‘It: A Coisa’, muito susto, nada de medo
Uma visão superficial e forçada do angustiado universo infantil
Foi longo e prazeroso meu idílio com a literatura desse retratista do mal chamado Stephen King, assim como ocorreu com Lovecraft, seu tenebroso e doentio antecessor. E um dia o calafrio desapareceu, sua potente droga já não me dava barato, tudo começava a soar como fórmula e repetição. No meio de seu romance It abandonei o que já tinha sido um paraíso em meus melhores momentos, sempre um refúgio quando a tormenta recrudescia. Não voltei a King até há alguns anos, com o criativo e agradável Novembro de 63, uma viagem no túnel do tempo para evitar o assassinato de John F. Kennedy, e a inquietante Doutor Sono, protagonizada por demônios (como não) sob a aparência de adoráveis aposentados que percorrem o país em caravanas encurralando suas vítimas. King, esse best-seller com causa, foi um vício provisório do qual me recordo com notável gratidão.
Suspeito que seja o escritor que mais vezes foi adaptado para o cinema. Um amigo familiarizado com a Internet me garante que, entre filmes e séries, somam-se mais de duzentas versões em que o nome de Stephen King aparece nos créditos. Adaptarm suas histórias para contá-las em imagens os autores mais diversos, dos mais descuidados a superproduções e filmes B, artistas e artesãos – seus livros são uma tentação ancestral e permanente para qualquer cristão. Curiosamente, os filmes baseados em sua obra de que mais gosto não são estritamente de terror. Falo dos emotivos e excelentes Conta comigo e Um sonho de liberdade. Foram dirigidas primorosamente por Rob Reiner e Frank Darabont. Reiner também continuou sua promissora relação com a escrita de King no assustador Misery, que descreve o inferno que se torna a vida de um escritor acidentado graças a sua maior fã, uma assassina psicopata. E Darabont retornou a King no angustiante, desolador e subvalorizado O nevoeiro, que provoca muito medo ao constatar que o pior do ser humano pode aparecer quando os monstros estão se aproximando à saída de um supermercado em meio à névoa impenetrável. Não sofro de amnésia, e sei que o santificado e intocável Kubrick dirigiu a suposta obra-prima O iluminado. Mas não compartilho desse entusiasmo generalizado e a interpretação do aqui insuportável Jack Nicholson me parece digno de pena de morte.

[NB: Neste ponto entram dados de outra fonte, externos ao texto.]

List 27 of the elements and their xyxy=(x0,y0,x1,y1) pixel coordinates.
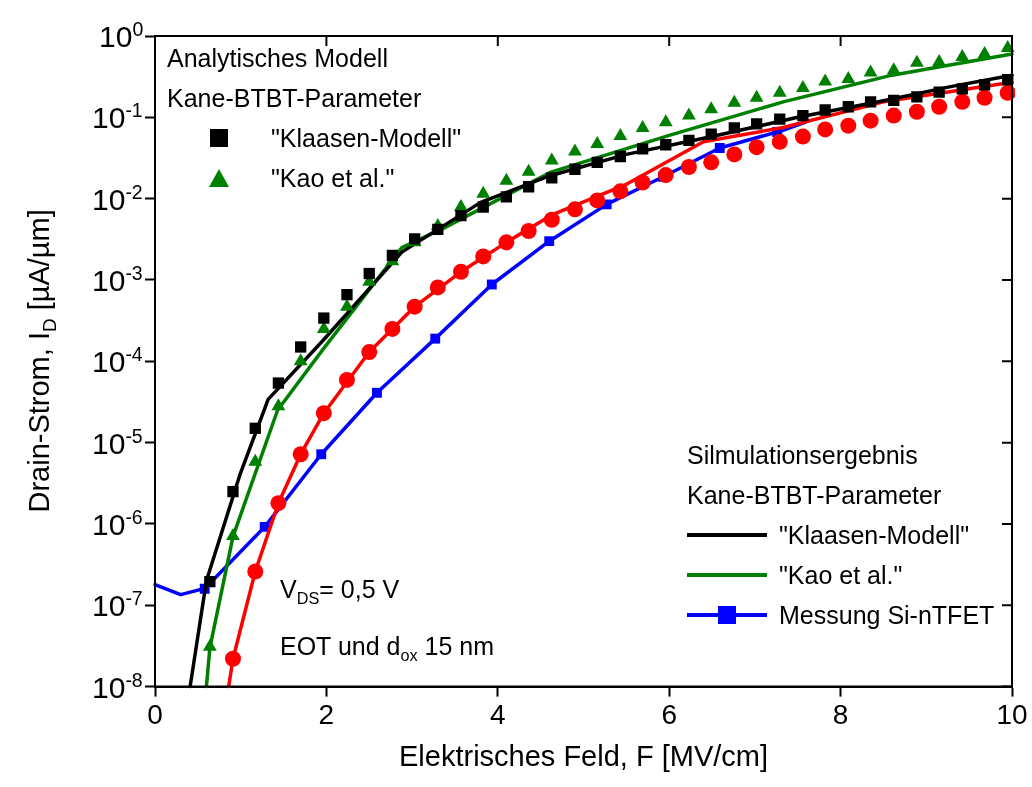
annotation: Kane-BTBT-Parameter xyxy=(687,479,943,511)
x-tick-label: 8 xyxy=(832,699,849,731)
legend-label: "Kao et al." xyxy=(779,559,903,591)
annotation: Silmulationsergebnis xyxy=(687,439,919,471)
x-axis-title: Elektrisches Feld, F [MV/cm] xyxy=(398,739,769,772)
legend-label: "Klaasen-Modell" xyxy=(271,123,462,154)
y-tick-label: 10$^{0}$ xyxy=(99,18,144,54)
y-tick-label: 10$^{-8}$ xyxy=(92,668,143,705)
legend-label: "Klaasen-Modell" xyxy=(779,519,970,551)
annotation: Kane-BTBT-Parameter xyxy=(167,83,423,114)
y-tick-label: 10$^{-7}$ xyxy=(92,587,143,624)
y-tick-label: 10$^{-2}$ xyxy=(92,180,143,217)
x-tick-label: 2 xyxy=(318,699,335,731)
legend-label: Messung Si-nTFET xyxy=(779,599,995,631)
y-tick-label: 10$^{-3}$ xyxy=(92,261,143,298)
annotation: EOT und d$_{ox}$ 15 nm xyxy=(280,630,495,666)
annotation: V$_{DS}$= 0,5 V xyxy=(280,573,401,609)
annotation: Analytisches Modell xyxy=(167,43,389,74)
x-tick-label: 4 xyxy=(490,699,506,731)
y-tick-label: 10$^{-5}$ xyxy=(92,424,143,461)
legend-label: "Kao et al." xyxy=(271,163,395,194)
y-tick-label: 10$^{-6}$ xyxy=(92,505,143,542)
x-tick-label: 10 xyxy=(996,699,1028,731)
y-tick-label: 10$^{-4}$ xyxy=(92,343,143,380)
x-tick-label: 0 xyxy=(147,699,163,731)
x-tick-label: 6 xyxy=(661,699,677,731)
y-tick-label: 10$^{-1}$ xyxy=(92,99,143,136)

De minha parte, nada bom a dizer sobre It, dirigida por Andy Muschietti, que ao que parece tem boa crítica. Também dispôs de múltiplos elogios Mama, o filme anterior dele, que considero tão enfático quanto fácil. Em It o suposto protagonismo é exercido por um bando de moleques desamparados que um palhaço demoníaco pretende devorar, junto a seu exército de zumbis. O protagonismo real na verdade cabe à repetição, a um roteiro plano, aos sustos baratos e constantes, à incômoda e insuportável música sublinhando cada plano, à sanguinolência a não mais poder, a uma visão superficial e forçada do angustiante universo infantil e a sua solidariedade diante da ameaça do mal absoluto. Nem acredito nem tenho medo. Só sinto tédio.
Passam os anos e não há substitutos para geniais mergulhadores das sombras como Hitchcock, Polanski e Jacques Tourneur, criadores de clima perturbadores, que preferiam sugerir a mostrar e cujos pesadelos ficarão para sempre em nossa retina. O resto é gore, horror esquecível, efeitos especiais, bobagem.